Kendati ada friksi, publik Inggris berharap konflik ini justru menjadi bahan bakar pembakar semangat Bellingham cs. Terlebih, Tuchel memiliki motivasi pribadi untuk menjadi pelatih asing pertama dalam 48 tahun yang sukses menembus final Piala Dunia.
Kutukan Sang Juara Bertahan
Argentina datang dengan status tim paling produktif di turnamen ini lewat gelontoran 17 gol. La Albiceleste menyapu bersih enam laga di Amerika Utara dengan kemenangan, termasuk saat menyingkirkan Swiss 3-1 lewat laga perempat final yang penuh kontroversi hingga babak perpanjangan waktu.
Meskipun Lionel Messi (39) gagal mencetak gol di laga terakhir, ia tetap menjadi ruh permainan Argentina. Scaloni diprediksi akan kembali bertumpu pada magis sang kapten untuk mendobrak pertahanan Inggris. Namun, sejarah tidak sepenuhnya memihak Argentina. Tim Tango memiliki rekor buruk saat bertemu Inggris, di mana mereka hanya mampu menang 3 kali dari 14 pertemuan terakhir di semua ajang. Selain itu, Argentina dinilai belum teruji karena belum menghadapi tim raksasa sepanjang fase gugur ini. Inggris masih kehilangan Jarell Quansah yang terkena sanksi larangan bertanding, sementara Declan Rice dipastikan siap tempur meski sempat didera sakit. Di kubu Argentina, Scaloni memiliki skuad yang sepenuhnya fit dan kemungkinan besar kembali menduetkan Messi dengan Julian Alvarez di lini depan.

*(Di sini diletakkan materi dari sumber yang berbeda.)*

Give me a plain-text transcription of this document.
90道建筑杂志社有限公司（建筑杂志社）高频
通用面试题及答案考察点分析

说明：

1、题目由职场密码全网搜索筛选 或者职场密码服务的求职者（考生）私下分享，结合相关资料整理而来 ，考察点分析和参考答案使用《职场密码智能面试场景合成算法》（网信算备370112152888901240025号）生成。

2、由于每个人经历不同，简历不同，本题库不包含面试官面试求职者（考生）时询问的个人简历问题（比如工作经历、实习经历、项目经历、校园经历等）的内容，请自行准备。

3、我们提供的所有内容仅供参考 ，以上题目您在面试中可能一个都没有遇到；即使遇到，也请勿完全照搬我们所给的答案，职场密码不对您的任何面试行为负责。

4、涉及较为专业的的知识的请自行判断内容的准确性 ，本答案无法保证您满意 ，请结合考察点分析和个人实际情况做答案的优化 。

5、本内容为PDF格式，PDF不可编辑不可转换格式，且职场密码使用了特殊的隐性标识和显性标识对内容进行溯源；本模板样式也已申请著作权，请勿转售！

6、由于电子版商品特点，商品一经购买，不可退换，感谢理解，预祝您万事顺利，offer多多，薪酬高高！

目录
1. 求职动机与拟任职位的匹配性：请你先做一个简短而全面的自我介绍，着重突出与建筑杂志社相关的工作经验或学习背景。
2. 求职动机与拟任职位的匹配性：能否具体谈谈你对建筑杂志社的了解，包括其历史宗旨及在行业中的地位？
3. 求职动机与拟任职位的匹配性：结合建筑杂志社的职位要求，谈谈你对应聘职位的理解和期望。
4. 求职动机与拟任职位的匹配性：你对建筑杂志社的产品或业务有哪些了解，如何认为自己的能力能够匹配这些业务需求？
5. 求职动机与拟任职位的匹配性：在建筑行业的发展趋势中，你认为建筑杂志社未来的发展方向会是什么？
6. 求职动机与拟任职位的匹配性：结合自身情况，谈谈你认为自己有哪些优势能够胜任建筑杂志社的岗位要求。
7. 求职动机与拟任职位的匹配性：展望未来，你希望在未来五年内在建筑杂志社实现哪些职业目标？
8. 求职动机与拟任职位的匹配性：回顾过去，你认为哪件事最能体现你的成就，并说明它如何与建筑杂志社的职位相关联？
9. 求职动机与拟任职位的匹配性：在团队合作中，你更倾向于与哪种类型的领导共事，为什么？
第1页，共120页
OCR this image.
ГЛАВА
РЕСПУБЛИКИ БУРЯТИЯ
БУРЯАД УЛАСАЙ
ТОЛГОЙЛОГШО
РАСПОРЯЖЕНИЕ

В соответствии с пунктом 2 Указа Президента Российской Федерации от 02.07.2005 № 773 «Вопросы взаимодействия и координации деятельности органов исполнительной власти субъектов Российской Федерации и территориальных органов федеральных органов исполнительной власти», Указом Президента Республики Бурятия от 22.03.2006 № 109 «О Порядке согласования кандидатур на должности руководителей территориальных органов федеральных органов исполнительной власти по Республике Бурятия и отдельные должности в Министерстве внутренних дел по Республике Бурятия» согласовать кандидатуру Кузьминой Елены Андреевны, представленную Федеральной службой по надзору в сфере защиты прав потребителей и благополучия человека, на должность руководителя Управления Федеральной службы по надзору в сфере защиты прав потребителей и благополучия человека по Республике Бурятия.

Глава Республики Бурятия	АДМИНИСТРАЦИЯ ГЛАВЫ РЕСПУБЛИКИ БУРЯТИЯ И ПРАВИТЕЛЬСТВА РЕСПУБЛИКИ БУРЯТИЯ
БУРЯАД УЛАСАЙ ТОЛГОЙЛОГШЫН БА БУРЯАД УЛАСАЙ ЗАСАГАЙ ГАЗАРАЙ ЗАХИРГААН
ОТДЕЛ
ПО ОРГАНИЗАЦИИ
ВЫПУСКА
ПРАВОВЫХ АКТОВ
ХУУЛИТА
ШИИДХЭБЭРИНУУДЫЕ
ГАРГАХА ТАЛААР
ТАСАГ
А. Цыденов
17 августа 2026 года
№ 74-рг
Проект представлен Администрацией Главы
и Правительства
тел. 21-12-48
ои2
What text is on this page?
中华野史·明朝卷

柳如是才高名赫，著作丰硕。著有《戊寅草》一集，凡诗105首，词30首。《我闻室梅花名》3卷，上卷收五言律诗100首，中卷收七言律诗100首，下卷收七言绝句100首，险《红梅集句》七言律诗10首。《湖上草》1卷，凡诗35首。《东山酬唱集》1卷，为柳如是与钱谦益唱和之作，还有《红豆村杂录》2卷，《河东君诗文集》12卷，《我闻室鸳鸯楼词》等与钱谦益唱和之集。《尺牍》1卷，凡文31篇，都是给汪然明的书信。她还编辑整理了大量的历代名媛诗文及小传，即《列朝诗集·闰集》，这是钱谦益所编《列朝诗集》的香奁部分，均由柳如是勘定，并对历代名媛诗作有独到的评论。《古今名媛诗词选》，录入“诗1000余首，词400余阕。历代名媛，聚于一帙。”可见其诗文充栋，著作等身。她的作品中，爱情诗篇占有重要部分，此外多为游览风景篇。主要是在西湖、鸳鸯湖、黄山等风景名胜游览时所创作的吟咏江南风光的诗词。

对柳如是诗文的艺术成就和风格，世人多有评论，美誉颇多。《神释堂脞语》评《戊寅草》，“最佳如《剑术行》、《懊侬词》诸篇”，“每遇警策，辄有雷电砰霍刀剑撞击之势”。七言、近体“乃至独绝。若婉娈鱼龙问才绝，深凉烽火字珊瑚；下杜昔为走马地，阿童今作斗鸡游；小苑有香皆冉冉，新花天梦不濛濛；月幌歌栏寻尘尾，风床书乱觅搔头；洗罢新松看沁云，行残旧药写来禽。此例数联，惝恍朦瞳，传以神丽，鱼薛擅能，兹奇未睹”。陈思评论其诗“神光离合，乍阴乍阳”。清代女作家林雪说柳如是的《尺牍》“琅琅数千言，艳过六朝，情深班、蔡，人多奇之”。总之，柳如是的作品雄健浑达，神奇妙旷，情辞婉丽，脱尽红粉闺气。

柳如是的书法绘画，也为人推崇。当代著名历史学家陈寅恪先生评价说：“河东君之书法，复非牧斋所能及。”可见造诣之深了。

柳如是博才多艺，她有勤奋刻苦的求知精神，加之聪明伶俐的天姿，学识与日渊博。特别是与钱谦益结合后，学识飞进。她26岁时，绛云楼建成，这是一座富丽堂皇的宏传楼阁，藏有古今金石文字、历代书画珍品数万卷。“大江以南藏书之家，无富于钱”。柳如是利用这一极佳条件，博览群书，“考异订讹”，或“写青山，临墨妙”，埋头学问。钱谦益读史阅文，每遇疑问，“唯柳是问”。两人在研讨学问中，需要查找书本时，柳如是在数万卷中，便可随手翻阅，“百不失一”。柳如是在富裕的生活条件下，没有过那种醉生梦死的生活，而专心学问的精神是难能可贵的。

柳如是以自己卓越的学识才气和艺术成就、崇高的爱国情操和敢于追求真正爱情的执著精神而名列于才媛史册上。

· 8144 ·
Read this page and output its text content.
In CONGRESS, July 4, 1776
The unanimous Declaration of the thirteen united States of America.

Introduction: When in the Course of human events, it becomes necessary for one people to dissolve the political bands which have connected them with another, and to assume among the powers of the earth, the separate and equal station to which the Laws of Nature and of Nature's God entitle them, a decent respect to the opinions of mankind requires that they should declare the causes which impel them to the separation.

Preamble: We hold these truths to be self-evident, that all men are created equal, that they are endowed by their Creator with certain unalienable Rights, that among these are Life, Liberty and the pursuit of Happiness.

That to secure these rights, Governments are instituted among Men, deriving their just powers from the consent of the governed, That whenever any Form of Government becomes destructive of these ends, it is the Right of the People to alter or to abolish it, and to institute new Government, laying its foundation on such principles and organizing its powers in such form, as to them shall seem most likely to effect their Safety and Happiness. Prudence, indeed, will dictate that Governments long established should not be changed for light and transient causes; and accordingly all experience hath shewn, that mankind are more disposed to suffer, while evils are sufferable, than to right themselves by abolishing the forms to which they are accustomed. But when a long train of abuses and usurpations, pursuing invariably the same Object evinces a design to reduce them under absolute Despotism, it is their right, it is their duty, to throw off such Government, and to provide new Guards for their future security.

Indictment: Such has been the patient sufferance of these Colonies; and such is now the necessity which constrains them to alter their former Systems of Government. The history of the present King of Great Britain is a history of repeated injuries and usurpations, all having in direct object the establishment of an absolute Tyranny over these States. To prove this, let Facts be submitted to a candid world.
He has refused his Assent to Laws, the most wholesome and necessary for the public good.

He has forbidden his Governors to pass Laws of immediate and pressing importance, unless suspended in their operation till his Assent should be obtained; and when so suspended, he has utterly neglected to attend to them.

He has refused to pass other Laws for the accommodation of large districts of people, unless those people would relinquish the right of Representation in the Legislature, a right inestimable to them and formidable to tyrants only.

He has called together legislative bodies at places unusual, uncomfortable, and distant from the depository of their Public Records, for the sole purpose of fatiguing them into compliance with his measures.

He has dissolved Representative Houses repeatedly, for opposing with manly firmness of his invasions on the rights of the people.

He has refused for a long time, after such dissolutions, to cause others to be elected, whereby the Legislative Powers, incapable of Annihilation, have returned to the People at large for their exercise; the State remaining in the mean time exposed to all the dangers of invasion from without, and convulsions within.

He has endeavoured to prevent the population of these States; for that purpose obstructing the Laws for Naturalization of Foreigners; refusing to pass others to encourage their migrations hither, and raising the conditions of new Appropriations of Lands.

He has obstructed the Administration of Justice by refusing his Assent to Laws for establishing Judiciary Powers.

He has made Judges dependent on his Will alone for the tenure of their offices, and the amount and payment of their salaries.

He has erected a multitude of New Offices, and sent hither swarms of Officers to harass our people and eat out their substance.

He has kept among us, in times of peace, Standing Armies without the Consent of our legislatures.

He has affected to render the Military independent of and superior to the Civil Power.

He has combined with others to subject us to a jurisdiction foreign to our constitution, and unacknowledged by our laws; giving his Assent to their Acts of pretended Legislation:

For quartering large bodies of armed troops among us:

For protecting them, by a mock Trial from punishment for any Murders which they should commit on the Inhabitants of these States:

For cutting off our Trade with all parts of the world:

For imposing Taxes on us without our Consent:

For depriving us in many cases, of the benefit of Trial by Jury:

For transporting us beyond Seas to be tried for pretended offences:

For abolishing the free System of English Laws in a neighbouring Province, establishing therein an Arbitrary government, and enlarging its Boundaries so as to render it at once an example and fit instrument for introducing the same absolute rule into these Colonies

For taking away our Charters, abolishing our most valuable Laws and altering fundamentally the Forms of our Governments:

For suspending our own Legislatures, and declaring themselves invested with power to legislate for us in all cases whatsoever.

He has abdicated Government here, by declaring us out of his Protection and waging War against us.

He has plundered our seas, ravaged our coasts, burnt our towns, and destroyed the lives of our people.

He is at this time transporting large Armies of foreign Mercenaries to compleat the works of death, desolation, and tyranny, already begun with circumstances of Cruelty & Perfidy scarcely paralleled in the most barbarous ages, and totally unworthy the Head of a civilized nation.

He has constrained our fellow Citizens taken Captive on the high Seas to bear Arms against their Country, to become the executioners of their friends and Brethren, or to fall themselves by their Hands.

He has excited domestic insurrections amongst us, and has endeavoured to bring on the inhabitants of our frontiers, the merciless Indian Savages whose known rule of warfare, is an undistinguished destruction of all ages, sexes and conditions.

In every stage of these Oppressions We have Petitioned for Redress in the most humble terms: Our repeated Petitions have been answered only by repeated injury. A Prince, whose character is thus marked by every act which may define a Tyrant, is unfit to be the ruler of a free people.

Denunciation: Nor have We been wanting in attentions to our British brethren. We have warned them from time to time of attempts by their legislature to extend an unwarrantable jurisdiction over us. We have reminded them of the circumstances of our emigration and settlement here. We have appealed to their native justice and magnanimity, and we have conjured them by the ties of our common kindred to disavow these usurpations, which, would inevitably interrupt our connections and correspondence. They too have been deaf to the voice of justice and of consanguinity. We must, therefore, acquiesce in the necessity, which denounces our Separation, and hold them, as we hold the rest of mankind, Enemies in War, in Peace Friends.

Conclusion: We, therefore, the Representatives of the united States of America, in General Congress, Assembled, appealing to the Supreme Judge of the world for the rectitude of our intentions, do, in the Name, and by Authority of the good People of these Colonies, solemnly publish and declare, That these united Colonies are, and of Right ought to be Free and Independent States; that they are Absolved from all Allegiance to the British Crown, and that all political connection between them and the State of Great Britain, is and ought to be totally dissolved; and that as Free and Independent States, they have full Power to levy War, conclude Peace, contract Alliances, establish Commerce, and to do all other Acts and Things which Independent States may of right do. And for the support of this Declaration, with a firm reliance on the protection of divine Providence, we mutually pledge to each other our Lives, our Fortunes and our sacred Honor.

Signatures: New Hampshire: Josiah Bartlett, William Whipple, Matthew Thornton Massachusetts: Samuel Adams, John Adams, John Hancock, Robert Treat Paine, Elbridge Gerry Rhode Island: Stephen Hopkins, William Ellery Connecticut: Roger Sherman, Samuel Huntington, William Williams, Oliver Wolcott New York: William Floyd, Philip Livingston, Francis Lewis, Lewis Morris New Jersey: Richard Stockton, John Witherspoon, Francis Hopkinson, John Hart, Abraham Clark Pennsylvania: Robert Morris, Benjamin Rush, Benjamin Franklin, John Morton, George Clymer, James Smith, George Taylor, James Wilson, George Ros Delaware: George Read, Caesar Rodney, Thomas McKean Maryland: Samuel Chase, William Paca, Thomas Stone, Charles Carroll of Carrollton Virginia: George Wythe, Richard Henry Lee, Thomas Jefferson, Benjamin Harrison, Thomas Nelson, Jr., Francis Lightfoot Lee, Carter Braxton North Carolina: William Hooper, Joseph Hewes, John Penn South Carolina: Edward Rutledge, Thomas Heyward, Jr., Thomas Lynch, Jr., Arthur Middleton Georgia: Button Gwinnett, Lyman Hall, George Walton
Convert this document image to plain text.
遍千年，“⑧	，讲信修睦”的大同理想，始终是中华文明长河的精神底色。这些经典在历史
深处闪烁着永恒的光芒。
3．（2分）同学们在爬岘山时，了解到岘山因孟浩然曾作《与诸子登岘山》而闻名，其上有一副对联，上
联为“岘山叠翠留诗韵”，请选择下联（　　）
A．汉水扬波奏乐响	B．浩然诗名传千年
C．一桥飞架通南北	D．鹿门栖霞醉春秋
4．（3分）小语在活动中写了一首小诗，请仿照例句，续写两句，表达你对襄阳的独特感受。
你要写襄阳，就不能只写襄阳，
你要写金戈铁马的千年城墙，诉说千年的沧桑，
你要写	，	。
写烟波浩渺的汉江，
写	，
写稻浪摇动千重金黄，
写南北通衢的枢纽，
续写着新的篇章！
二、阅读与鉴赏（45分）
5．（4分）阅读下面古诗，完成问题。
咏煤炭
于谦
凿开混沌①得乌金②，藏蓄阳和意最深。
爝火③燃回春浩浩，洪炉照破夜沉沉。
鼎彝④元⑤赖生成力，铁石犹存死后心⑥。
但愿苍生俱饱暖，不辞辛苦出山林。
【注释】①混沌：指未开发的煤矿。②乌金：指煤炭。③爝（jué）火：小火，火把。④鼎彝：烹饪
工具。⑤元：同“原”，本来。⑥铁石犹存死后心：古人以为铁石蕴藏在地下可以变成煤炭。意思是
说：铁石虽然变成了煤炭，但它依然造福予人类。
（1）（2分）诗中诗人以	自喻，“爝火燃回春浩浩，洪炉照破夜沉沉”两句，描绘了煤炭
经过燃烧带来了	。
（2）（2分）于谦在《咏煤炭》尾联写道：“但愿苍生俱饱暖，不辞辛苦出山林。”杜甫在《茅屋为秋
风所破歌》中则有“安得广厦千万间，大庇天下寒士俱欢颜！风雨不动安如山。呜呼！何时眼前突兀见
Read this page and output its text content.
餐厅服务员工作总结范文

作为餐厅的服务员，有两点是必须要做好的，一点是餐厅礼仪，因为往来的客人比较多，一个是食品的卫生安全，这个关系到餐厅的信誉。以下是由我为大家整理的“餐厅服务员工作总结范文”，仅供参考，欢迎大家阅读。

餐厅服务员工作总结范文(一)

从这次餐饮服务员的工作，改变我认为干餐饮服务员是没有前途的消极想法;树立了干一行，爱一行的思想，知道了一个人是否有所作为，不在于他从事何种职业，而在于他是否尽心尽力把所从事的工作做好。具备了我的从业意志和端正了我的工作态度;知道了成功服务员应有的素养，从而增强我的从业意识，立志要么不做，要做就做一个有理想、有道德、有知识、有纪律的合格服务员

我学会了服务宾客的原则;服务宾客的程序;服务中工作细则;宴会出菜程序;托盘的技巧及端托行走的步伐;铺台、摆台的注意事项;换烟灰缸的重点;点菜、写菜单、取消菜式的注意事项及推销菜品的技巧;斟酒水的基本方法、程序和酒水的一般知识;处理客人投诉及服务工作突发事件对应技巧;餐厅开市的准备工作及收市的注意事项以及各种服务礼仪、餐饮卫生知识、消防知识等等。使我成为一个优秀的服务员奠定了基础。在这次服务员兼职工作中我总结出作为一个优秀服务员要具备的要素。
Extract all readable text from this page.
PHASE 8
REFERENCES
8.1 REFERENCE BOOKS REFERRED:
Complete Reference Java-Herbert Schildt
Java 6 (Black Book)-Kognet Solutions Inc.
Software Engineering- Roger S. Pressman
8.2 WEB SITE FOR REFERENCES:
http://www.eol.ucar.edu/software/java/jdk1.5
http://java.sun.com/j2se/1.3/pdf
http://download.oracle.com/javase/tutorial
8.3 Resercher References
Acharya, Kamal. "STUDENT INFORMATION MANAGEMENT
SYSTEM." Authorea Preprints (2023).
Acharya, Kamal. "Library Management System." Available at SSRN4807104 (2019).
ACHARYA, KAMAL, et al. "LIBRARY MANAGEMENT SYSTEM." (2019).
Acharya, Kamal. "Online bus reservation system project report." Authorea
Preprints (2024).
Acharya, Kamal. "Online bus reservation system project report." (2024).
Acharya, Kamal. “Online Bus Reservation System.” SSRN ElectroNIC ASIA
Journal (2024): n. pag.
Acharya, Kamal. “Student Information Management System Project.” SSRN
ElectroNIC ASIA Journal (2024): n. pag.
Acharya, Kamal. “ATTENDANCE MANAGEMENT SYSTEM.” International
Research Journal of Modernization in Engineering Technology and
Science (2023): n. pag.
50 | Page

Laga ini diprediksi akan berjalan sangat ketat dan taktis sejak menit awal. Dengan mentalitas pantang menyerah yang ditunjukkan dalam beberapa laga terakhir, Inggris dinilai memiliki momentum yang tepat untuk menghentikan dominasi sang juara bertahan dan memulangkan trofi emas ke tanah Britania. (*)
Perkiraan Susunan Pemain
Inggris (4-2-3-1): Pickford; Konsa, Stones, Guehi, O'Reilly; Rice, Anderson; Saka, Bellingham, Gordon; Kane.
Argentina (4-1-3-2): E. Martinez; Molina, Romero, Li. Martinez, Tagliafico; Paredes; De Paul, Fernandez, Mac Allister; Messi, Alvarez.